The research emerged from work Aharonov conducted with Michael Ben-Or of Hebrew University on a theoretical model of a quantum computer that could operate in the presence of noise from the classical world.

Noise wreaks havoc with quantum computers by interfering with the delicate quantum bits, or qubits, that perform the calculations. Unlike conventional computer bits (the 0s and 1s that make up the data in your computer), qubits are spinning subatomic particles that can assume the value of 0 or 1 simultaneously. This superposition of states, called entanglement, greatly expands the potential for super-fast parallel computing. But noise from the outside world knocks the qubits off their spin, causing them to decouple into ordinary classical particles, a process known as decoherence.

An active area of research, quantum computing can be used for data encryption and calculating quantum effects. While extremely powerful, quantum computers are not well-suited to replace their classical counterparts in the areas of word processing and arithmetic calculations.

In recent years, scientists have created error-correcting codes that compensate for noise - as long as the noise is below a certain value. These codes, in effect, hide the quantum calculations from the outside world. The success of these codes implies the existence of a specific level of noise that quantum computers can tolerate, leading Aharonov to calculate a distinct noise value at which the system goes classical.

Until now, most physicists have believed a continuum exists between the quantum and classical worlds. Instead, Aharonov's work shows that, rather than undergoing a gradual transition from the quantum to the classical realm, the computers undergo a rapid transition that happens at a specific noise level, analogous to the phase transition that water undergoes when it turns to ice at 0 degrees Celsius.

What is the value of this "melting point" for entanglement?

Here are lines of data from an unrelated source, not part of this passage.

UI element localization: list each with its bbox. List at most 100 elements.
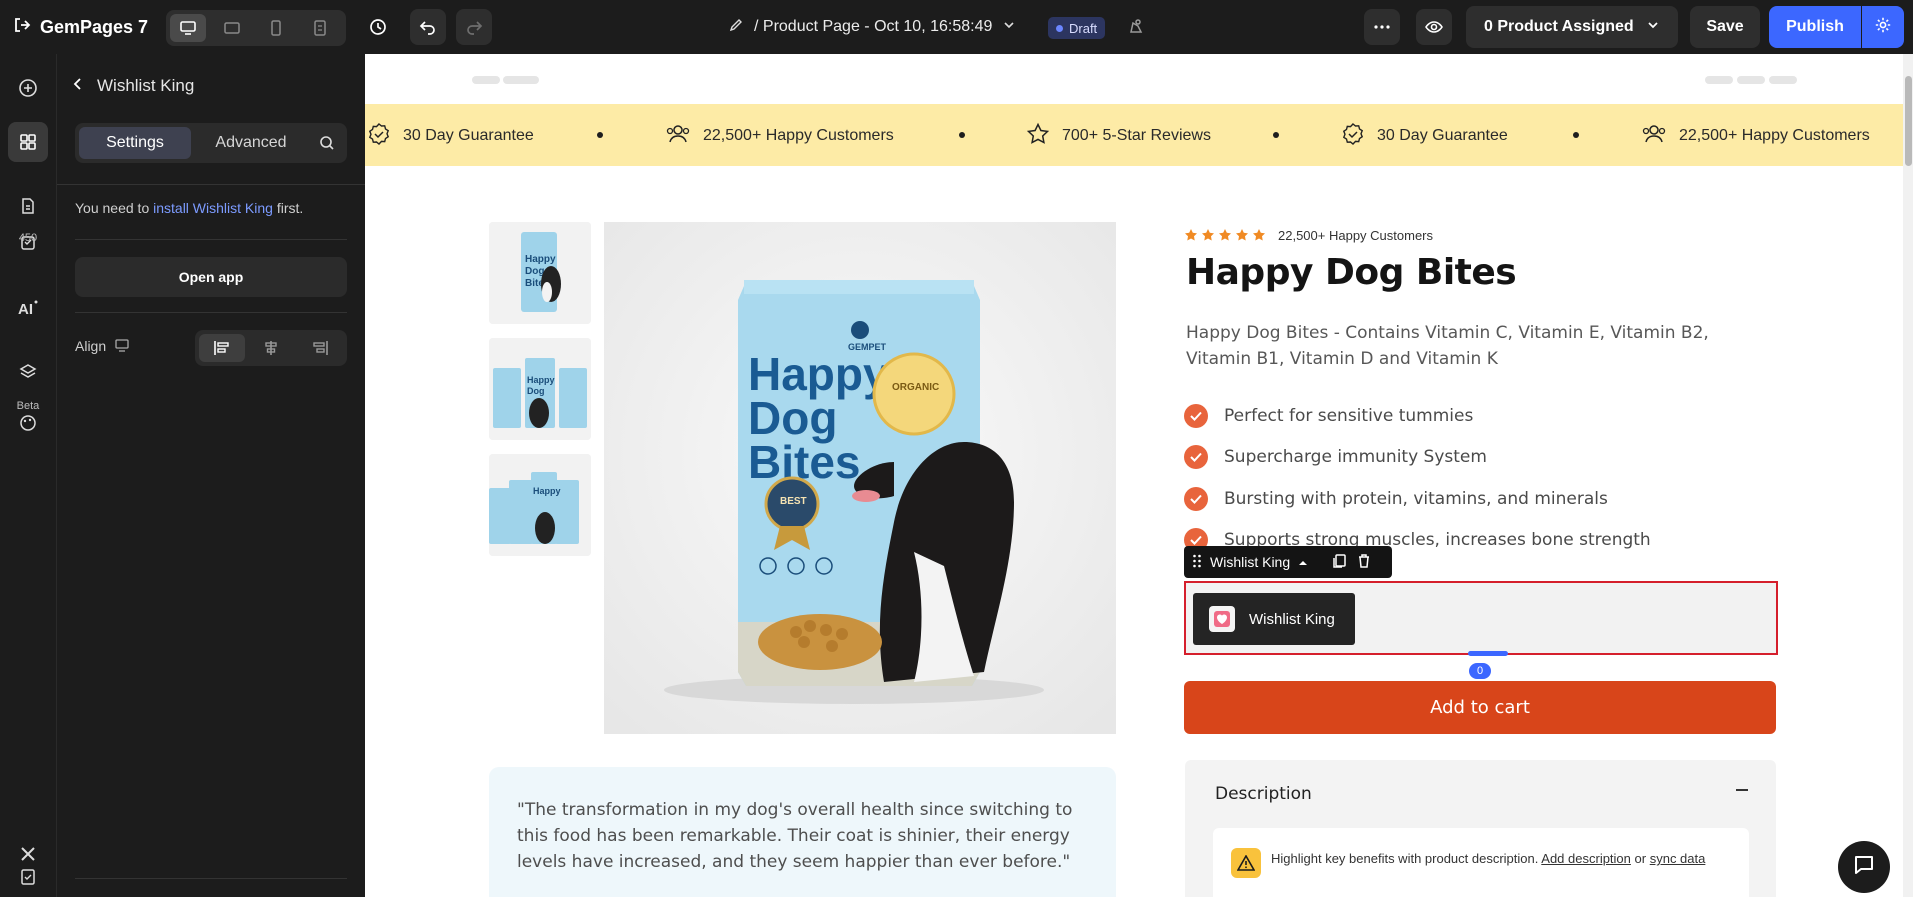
exit-icon (12, 15, 32, 40)
settings-panel: Wishlist King Settings Advanced You need… (56, 54, 366, 897)
panel-header: Wishlist King (71, 74, 194, 98)
device-responsive-icon[interactable] (114, 337, 130, 356)
undo-icon[interactable] (410, 9, 446, 45)
heart-icon (1209, 606, 1235, 632)
tablet-landscape-icon[interactable] (214, 14, 250, 42)
align-label: Align (75, 338, 107, 354)
search-icon[interactable] (311, 127, 343, 159)
pages-icon[interactable] (8, 186, 48, 226)
trash-icon[interactable] (1356, 553, 1372, 572)
product-main-image[interactable]: GEMPET Happy Dog Bites ORGANIC BEST (604, 222, 1116, 734)
status-badge-label: Draft (1069, 20, 1098, 36)
announcement-bar[interactable]: 30 Day Guarantee 22,500+ Happy Customers… (365, 104, 1903, 166)
sync-data-link[interactable]: sync data (1650, 851, 1706, 866)
global-style-icon[interactable] (1118, 9, 1154, 45)
chat-icon (1851, 852, 1877, 883)
align-segmented-control (195, 330, 347, 366)
add-icon[interactable] (8, 68, 48, 108)
theme-icon[interactable] (8, 410, 48, 436)
layers-icon[interactable] (8, 352, 48, 392)
scrollbar-thumb[interactable] (1905, 76, 1912, 166)
checklist-icon[interactable] (8, 864, 48, 890)
benefit-item[interactable]: Supercharge immunity System (1184, 445, 1487, 469)
header-placeholder (503, 76, 539, 84)
preview-eye-icon[interactable] (1416, 9, 1452, 45)
caret-up-icon[interactable] (1298, 554, 1308, 570)
open-app-button[interactable]: Open app (75, 257, 347, 297)
mobile-icon[interactable] (258, 14, 294, 42)
hint-prefix: Highlight key benefits with product desc… (1271, 851, 1539, 866)
star-icon (1185, 229, 1265, 241)
drag-handle-icon[interactable] (1192, 554, 1202, 571)
description-hint-text: Highlight key benefits with product desc… (1271, 848, 1731, 869)
divider (57, 184, 366, 185)
install-link[interactable]: install Wishlist King (153, 200, 273, 216)
product-thumbnail[interactable]: Happy Dog (489, 338, 591, 440)
product-title[interactable]: Happy Dog Bites (1186, 252, 1517, 293)
banner-text: 30 Day Guarantee (1377, 127, 1508, 144)
description-accordion[interactable]: Description Highlight key benefits with … (1185, 760, 1776, 897)
badge-check-icon (367, 122, 391, 151)
svg-text:ORGANIC: ORGANIC (892, 382, 939, 393)
benefit-text: Supercharge immunity System (1224, 447, 1487, 467)
banner-separator (597, 132, 603, 138)
panel-tabs: Settings Advanced (75, 123, 347, 163)
add-to-cart-button[interactable]: Add to cart (1184, 681, 1776, 734)
banner-text: 700+ 5-Star Reviews (1062, 127, 1211, 144)
element-toolbar-label[interactable]: Wishlist King (1210, 554, 1290, 570)
save-button[interactable]: Save (1690, 6, 1760, 48)
history-icon[interactable] (360, 9, 396, 45)
align-right-icon[interactable] (297, 334, 343, 362)
add-description-link[interactable]: Add description (1541, 851, 1631, 866)
svg-text:Happy: Happy (525, 254, 556, 265)
header-placeholder (1737, 76, 1765, 84)
header-placeholder (1705, 76, 1733, 84)
redo-icon[interactable] (456, 9, 492, 45)
more-icon[interactable] (1364, 9, 1400, 45)
banner-item: 22,500+ Happy Customers (1641, 124, 1870, 148)
banner-item: 30 Day Guarantee (367, 122, 534, 151)
publish-button[interactable]: Publish (1769, 6, 1861, 48)
align-center-icon[interactable] (248, 334, 294, 362)
testimonial-card[interactable]: "The transformation in my dog's overall … (489, 767, 1116, 897)
status-dot (1056, 24, 1063, 32)
spacing-resize-handle[interactable] (1468, 651, 1508, 656)
benefit-item[interactable]: Perfect for sensitive tummies (1184, 404, 1473, 428)
desktop-icon[interactable] (170, 14, 206, 42)
exit-editor-button[interactable]: GemPages 7 (12, 14, 148, 40)
app-logo: GemPages 7 (40, 16, 149, 37)
chat-support-button[interactable] (1838, 841, 1890, 893)
svg-text:Dog: Dog (525, 266, 544, 277)
back-chevron-icon[interactable] (71, 76, 85, 96)
tab-advanced[interactable]: Advanced (195, 127, 307, 159)
ai-icon[interactable]: AI (8, 288, 48, 328)
align-label-row: Align (75, 334, 130, 358)
align-left-icon[interactable] (199, 334, 245, 362)
elements-icon[interactable] (8, 122, 48, 162)
top-bar: GemPages 7 / Product Page - Oct 10, 16:5… (0, 0, 1913, 54)
notice-suffix: first. (276, 200, 304, 216)
product-assigned-dropdown[interactable]: 0 Product Assigned (1466, 6, 1678, 48)
product-thumbnail[interactable]: Happy Dog Bites (489, 222, 591, 324)
collapse-minus-icon[interactable] (1736, 789, 1748, 791)
review-row[interactable]: 22,500+ Happy Customers (1184, 226, 1433, 244)
star-icon (1026, 122, 1050, 151)
users-icon (1641, 122, 1667, 151)
publish-settings-button[interactable] (1862, 6, 1904, 48)
wishlist-king-button[interactable]: Wishlist King (1193, 593, 1355, 645)
banner-text: 30 Day Guarantee (403, 127, 534, 144)
tab-settings[interactable]: Settings (79, 127, 191, 159)
description-title[interactable]: Description (1215, 784, 1312, 804)
description-hint-box: Highlight key benefits with product desc… (1213, 828, 1749, 897)
product-subtitle[interactable]: Happy Dog Bites - Contains Vitamin C, Vi… (1186, 320, 1766, 372)
page-title-dropdown[interactable]: / Product Page - Oct 10, 16:58:49 (728, 14, 1016, 40)
svg-text:Dog: Dog (527, 386, 545, 396)
banner-separator (959, 132, 965, 138)
fit-screen-icon[interactable] (302, 14, 338, 42)
benefit-item[interactable]: Bursting with protein, vitamins, and min… (1184, 487, 1608, 511)
canvas-scrollbar[interactable] (1903, 54, 1913, 897)
duplicate-icon[interactable] (1332, 553, 1348, 572)
editor-canvas: 30 Day Guarantee 22,500+ Happy Customers… (365, 54, 1903, 897)
product-thumbnail[interactable]: Happy (489, 454, 591, 556)
wishlist-king-block[interactable]: Wishlist King (1184, 581, 1778, 655)
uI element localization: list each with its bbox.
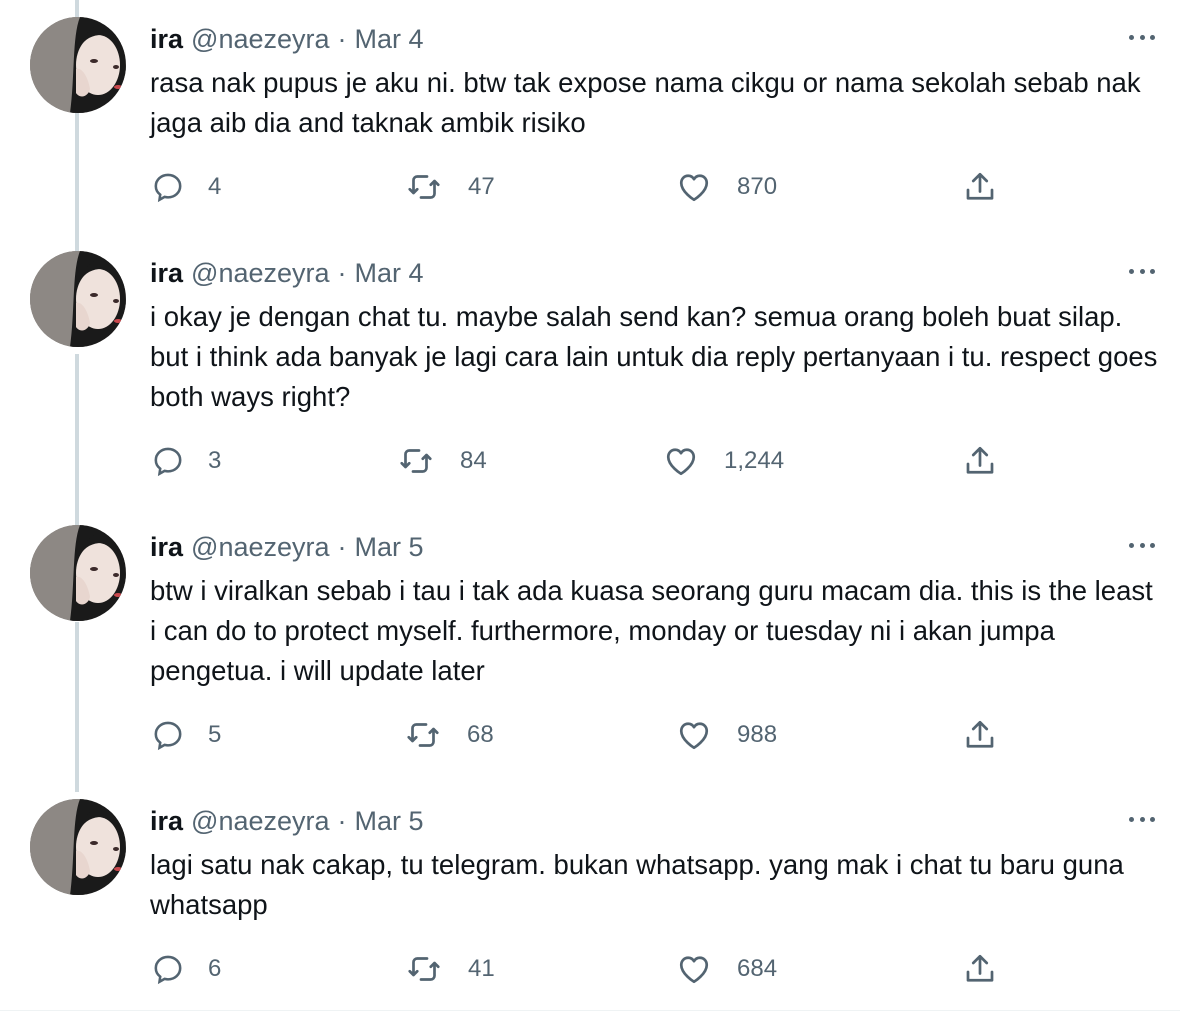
avatar[interactable] [30, 799, 126, 895]
tweet-date[interactable]: Mar 5 [355, 531, 424, 563]
user-handle[interactable]: @naezeyra [191, 23, 329, 55]
retweet-button[interactable]: 41 [406, 949, 495, 989]
avatar[interactable] [30, 525, 126, 621]
retweet-icon [398, 443, 434, 479]
tweet-text: i okay je dengan chat tu. maybe salah se… [150, 301, 1158, 412]
tweet-actions: 3 84 1,244 [0, 441, 1180, 481]
heart-icon [663, 443, 699, 479]
retweet-count: 47 [468, 173, 495, 200]
reply-count: 4 [208, 173, 222, 200]
reply-count: 5 [208, 721, 222, 748]
heart-icon [676, 951, 712, 987]
tweet-actions: 5 68 988 [0, 715, 1180, 755]
separator: · [337, 806, 347, 836]
avatar-image [30, 251, 126, 347]
tweet-header: ira @naezeyra · Mar 5 [150, 805, 424, 837]
tweet-header: ira @naezeyra · Mar 4 [150, 23, 424, 55]
like-count: 1,244 [724, 447, 785, 474]
heart-icon [676, 169, 712, 205]
reply-count: 3 [208, 447, 222, 474]
like-count: 870 [737, 173, 778, 200]
avatar-image [30, 17, 126, 113]
user-handle[interactable]: @naezeyra [191, 531, 329, 563]
share-button[interactable] [962, 441, 998, 481]
retweet-button[interactable]: 47 [406, 167, 495, 207]
retweet-icon [406, 169, 442, 205]
like-button[interactable]: 1,244 [663, 441, 784, 481]
reply-icon [150, 443, 186, 479]
avatar-image [30, 525, 126, 621]
tweet-text: btw i viralkan sebab i tau i tak ada kua… [150, 575, 1153, 686]
reply-count: 6 [208, 955, 222, 982]
tweet[interactable]: ira @naezeyra · Mar 5 lagi satu nak caka… [0, 799, 1180, 1009]
avatar[interactable] [30, 251, 126, 347]
tweet[interactable]: ira @naezeyra · Mar 4 i okay je dengan c… [0, 251, 1180, 501]
separator: · [337, 532, 347, 562]
like-button[interactable]: 870 [676, 167, 777, 207]
tweet-text: rasa nak pupus je aku ni. btw tak expose… [150, 67, 1141, 138]
divider [0, 1010, 1180, 1011]
reply-button[interactable]: 6 [150, 949, 221, 989]
reply-button[interactable]: 3 [150, 441, 221, 481]
display-name[interactable]: ira [150, 257, 183, 289]
user-handle[interactable]: @naezeyra [191, 805, 329, 837]
tweet-date[interactable]: Mar 4 [355, 257, 424, 289]
user-handle[interactable]: @naezeyra [191, 257, 329, 289]
reply-button[interactable]: 4 [150, 167, 221, 207]
avatar-image [30, 799, 126, 895]
separator: · [337, 24, 347, 54]
tweet[interactable]: ira @naezeyra · Mar 4 rasa nak pupus je … [0, 17, 1180, 227]
tweet-actions: 4 47 870 [0, 167, 1180, 207]
retweet-icon [405, 717, 441, 753]
retweet-count: 84 [460, 447, 487, 474]
more-icon[interactable] [1124, 25, 1160, 49]
retweet-count: 68 [467, 721, 494, 748]
tweet[interactable]: ira @naezeyra · Mar 5 btw i viralkan seb… [0, 525, 1180, 775]
retweet-icon [406, 951, 442, 987]
like-count: 684 [737, 955, 778, 982]
like-count: 988 [737, 721, 778, 748]
tweet-date[interactable]: Mar 4 [355, 23, 424, 55]
separator: · [337, 258, 347, 288]
share-button[interactable] [962, 949, 998, 989]
tweet-header: ira @naezeyra · Mar 4 [150, 257, 424, 289]
share-button[interactable] [962, 715, 998, 755]
tweet-text: lagi satu nak cakap, tu telegram. bukan … [150, 849, 1124, 920]
more-icon[interactable] [1124, 533, 1160, 557]
share-icon [962, 951, 998, 987]
reply-icon [150, 951, 186, 987]
tweet-header: ira @naezeyra · Mar 5 [150, 531, 424, 563]
tweet-thread: ira @naezeyra · Mar 4 rasa nak pupus je … [0, 0, 1180, 1023]
display-name[interactable]: ira [150, 23, 183, 55]
share-icon [962, 169, 998, 205]
retweet-button[interactable]: 84 [398, 441, 487, 481]
display-name[interactable]: ira [150, 805, 183, 837]
retweet-button[interactable]: 68 [405, 715, 494, 755]
more-icon[interactable] [1124, 259, 1160, 283]
tweet-actions: 6 41 684 [0, 949, 1180, 989]
avatar[interactable] [30, 17, 126, 113]
retweet-count: 41 [468, 955, 495, 982]
reply-icon [150, 169, 186, 205]
tweet-date[interactable]: Mar 5 [355, 805, 424, 837]
display-name[interactable]: ira [150, 531, 183, 563]
like-button[interactable]: 988 [676, 715, 777, 755]
like-button[interactable]: 684 [676, 949, 777, 989]
reply-icon [150, 717, 186, 753]
more-icon[interactable] [1124, 807, 1160, 831]
share-icon [962, 443, 998, 479]
reply-button[interactable]: 5 [150, 715, 221, 755]
thread-line [75, 0, 79, 18]
share-button[interactable] [962, 167, 998, 207]
share-icon [962, 717, 998, 753]
heart-icon [676, 717, 712, 753]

To compute that value for general quantum systems, said Aharonov, would require calculating the entanglement for hundreds of qubits. "The current formula for entanglement is so complicated that it is simply impossible to compute such a value for large systems," she said.

An easier way to find the value would be to measure it directly, said Aharonov, but scientists have yet to invent a device capable of such measurements. "We need a quantum thermometer for measuring entanglement," she said.

Although its value remains unknown, the fact that the phase transition exists is quite significant for the field of quantum computing, said Aharonov, because it shows that fault-tolerant quantum computers can operate indefinitely, as long as the noise level can be kept down.

As yet, Aharonov has proven that the phase transition exists only for fault-tolerant quantum computers. If other types of quantum systems can co-exist with noise, might we start seeing cats that are simultaneously alive and dead, teleportation, and other more bizarre aspects of the quantum realm? Aharonov refused to speculate.

This research was published in Phys. Rev. A 62, 062311 (November, 2000).